FIG. 20 shows a CMOS inverter circuit configured using an nMOS transistor M3 on the discharging side and a pMOS transistor M4 on the charging side. M3 has a capacitor C2 and a pMOS transistor M5 on the same element region, and has a gate connected to an input terminal (input voltage V _IN ), The source is grounded (ground potential Vss), and the drain is connected to the output terminal (output voltage Vss). _OUT ). C2 is the input terminal and the body of M3 (body voltage V _BN ), The gate and drain of M5 are grounded, and the source is connected to the body of M3. M4 has a capacitor C3 and an nMOS transistor M6 on the same element region, has a gate connected to the input terminal, a source connected to the power supply voltage VCC, and a drain connected to the output terminal. C3 is the input terminal and the body of M4 (body voltage V _BP ), The gate and drain of M6 are connected to the power supply voltage, and the source is connected to the body of M4. FIGS. 21 (a) to 21 (c) show that the signal V _IN Output voltage V when _OUT , M3 body voltage V _BN And threshold voltage V _TN , M4 body voltage V _BP And threshold voltage V _TP 3 shows a transient waveform of the above. Where V _DD Suppose = 1V, Vss = 0V, Vlim = 0.5V. As an initial state, when t = 0, V _IN = 0V, V _BN = Vlim, V _BP = V _DD -Vlim.
[0060]
First, when t = 0, V _BN = 0.5V, the threshold voltage of M3 is V _BN = V at 0V _TNO Smaller, but V _IN Since = 0V, M3 is non-conductive. Also, V _BP = 0.5V, the absolute value of the threshold voltage of M4 is V _BP Absolute value of the value at the time of = 1V | V _TP0 , M4 conducts. As a result, the output of the inverter is charged by M4 and V _OUT = 1V. Next, from t = t1 to t = t2, V _IN Rises, V C is generated by capacitive coupling of the capacitors C2 and C3. _BN , V _BP , But M5 is conducting and M6 is non-conducting. _BN Keeps Vlim and V _BP Only rise to Vmax. At this time, if the capacitance of the body of M4 is CBP, then Vmax = C3 / (C3 + CBP) (V). Also, V _TN Does not change and remains at the lower threshold, but V _TP Becomes larger. As a result, the output of the inverter is discharged by M3, _OUT = 0V.
[0061]
Next, from t = t3 to t = t4, V _IN Falls, V C is generated by capacitive coupling of the capacitors C2 and C3. _BN ) V _BP Descends. At this time, both M5 and M6 are non-conductive. _BN Up to Vmin, V _BP Falls to Vlim. At this time, if the capacitance of the body of M3 is CBN, Vmin = C2 / (C2 + CBN) (V).

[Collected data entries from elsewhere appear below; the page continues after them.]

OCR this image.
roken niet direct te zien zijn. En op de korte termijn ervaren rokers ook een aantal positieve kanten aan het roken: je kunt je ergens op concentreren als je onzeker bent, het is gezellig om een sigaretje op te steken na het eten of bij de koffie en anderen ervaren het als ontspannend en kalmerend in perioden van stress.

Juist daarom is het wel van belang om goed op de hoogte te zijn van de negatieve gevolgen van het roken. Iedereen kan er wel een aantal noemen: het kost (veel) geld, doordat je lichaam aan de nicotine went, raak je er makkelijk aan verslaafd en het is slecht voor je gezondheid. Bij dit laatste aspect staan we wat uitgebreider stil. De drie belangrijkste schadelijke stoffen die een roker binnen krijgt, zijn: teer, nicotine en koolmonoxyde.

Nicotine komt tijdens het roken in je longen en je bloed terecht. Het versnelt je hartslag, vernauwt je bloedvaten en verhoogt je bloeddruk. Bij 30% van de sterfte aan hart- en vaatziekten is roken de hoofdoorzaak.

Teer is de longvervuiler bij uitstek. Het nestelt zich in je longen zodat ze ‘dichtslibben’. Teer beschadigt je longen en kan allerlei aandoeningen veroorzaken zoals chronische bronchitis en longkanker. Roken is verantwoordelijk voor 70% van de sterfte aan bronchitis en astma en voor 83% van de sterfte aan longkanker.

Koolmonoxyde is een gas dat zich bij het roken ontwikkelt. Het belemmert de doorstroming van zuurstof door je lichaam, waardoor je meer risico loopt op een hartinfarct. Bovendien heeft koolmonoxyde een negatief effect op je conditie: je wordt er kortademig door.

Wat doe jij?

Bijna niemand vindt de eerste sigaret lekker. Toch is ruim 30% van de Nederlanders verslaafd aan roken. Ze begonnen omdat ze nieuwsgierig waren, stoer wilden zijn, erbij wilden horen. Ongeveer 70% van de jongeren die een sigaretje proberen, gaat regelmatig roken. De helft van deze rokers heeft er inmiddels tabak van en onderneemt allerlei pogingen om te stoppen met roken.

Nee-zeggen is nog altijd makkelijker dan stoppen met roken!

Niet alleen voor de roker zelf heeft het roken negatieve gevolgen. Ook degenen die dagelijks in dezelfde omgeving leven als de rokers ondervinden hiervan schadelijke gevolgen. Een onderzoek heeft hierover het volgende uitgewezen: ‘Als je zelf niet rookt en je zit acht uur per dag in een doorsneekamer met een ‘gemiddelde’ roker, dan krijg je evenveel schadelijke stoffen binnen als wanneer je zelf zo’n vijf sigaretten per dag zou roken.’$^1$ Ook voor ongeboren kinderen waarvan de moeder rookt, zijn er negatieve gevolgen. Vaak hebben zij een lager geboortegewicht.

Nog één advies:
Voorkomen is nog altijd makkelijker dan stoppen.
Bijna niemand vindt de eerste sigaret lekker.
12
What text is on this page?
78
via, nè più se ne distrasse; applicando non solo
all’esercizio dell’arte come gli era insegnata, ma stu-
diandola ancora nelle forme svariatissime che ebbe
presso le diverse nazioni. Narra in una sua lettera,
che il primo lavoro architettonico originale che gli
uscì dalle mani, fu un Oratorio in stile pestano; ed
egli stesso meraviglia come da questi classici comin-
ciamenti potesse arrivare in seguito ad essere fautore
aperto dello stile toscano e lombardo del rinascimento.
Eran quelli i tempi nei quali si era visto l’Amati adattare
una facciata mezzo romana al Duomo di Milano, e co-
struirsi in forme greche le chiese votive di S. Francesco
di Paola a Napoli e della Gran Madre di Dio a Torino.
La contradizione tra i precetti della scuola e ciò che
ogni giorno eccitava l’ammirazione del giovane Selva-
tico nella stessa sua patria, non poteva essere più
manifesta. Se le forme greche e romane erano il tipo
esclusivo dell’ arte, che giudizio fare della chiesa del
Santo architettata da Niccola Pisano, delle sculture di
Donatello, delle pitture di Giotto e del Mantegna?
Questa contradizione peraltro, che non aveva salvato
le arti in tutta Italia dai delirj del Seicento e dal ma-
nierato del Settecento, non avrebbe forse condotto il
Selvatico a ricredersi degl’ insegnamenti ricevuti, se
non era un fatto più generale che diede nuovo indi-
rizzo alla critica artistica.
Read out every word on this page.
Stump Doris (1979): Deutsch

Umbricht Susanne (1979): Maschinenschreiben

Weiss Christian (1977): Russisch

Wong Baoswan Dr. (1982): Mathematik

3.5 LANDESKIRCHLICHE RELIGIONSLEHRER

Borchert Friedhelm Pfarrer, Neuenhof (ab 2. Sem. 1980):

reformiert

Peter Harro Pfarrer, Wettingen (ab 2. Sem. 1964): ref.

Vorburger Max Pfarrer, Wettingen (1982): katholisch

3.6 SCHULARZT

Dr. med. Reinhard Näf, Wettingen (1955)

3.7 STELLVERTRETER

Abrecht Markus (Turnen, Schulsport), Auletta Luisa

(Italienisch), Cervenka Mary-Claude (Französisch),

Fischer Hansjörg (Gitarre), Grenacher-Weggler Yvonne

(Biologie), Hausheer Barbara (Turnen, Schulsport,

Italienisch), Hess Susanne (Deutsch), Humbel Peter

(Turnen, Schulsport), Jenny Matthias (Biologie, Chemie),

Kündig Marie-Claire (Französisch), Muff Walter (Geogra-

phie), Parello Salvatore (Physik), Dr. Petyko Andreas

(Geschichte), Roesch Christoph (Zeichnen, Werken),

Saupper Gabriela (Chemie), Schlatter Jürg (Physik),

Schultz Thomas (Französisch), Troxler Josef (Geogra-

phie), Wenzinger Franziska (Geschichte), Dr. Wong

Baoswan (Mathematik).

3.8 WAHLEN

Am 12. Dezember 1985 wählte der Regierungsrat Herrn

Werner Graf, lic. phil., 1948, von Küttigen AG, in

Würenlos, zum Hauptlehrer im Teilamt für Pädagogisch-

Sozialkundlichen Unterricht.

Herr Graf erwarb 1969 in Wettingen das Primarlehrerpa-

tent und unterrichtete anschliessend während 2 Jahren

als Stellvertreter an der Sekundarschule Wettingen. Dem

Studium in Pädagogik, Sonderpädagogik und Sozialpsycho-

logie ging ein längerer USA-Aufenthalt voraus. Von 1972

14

Also, V _TN Is larger and V _TP Becomes smaller. As a result, the output of the inverter is charged by M4 and V _OUT = 1V.
[0062]
Next, from t = t5 to t = t6, V _IN Rises, V C is generated by capacitive coupling of the capacitors C2 and C3. _BN , V _BP Rises. At this time, M5 and M6 are non-conductive, _BN Up to Vlim, V _BP Rises to Vmax. Also, V _TN Is smaller and V _TP Becomes larger. As a result, the output of the inverter is discharged by M3, and V _OUT = 0V.
[0063]
Hereinafter, the same operation is repeated. As described above, in the inverter according to the present embodiment, the conventional gate and body, which reduce the absolute value of the threshold voltage of the MOS transistor that is turned on and increase the absolute value of the threshold value of the MOS transistor that is turned off, are directly connected. Take advantage of the features at the time of connection, and _F Is exceeded, unnecessary current can be prevented from flowing except in the initial state. Therefore, V _F The circuit operates normally even with the above power supply voltage, and V _F Even with the following power supply voltages, a circuit that is less susceptible to fluctuations in power supply voltage and noise can be provided.
[0064]
In the present embodiment, the gate and drain of M5 and the gate and drain of M6 are set to the same potential. However, the present invention is not limited to this, and the power supply voltage, ground voltage, threshold voltages of M5 and M6, and Vlim Depending on the relationship, different potentials may be used. The present invention may be applied not only to a one-input inverter circuit but also to a multi-input logic circuit, or may be applied to a signal transmission type circuit such as a transmission gate and a pass transistor logic circuit.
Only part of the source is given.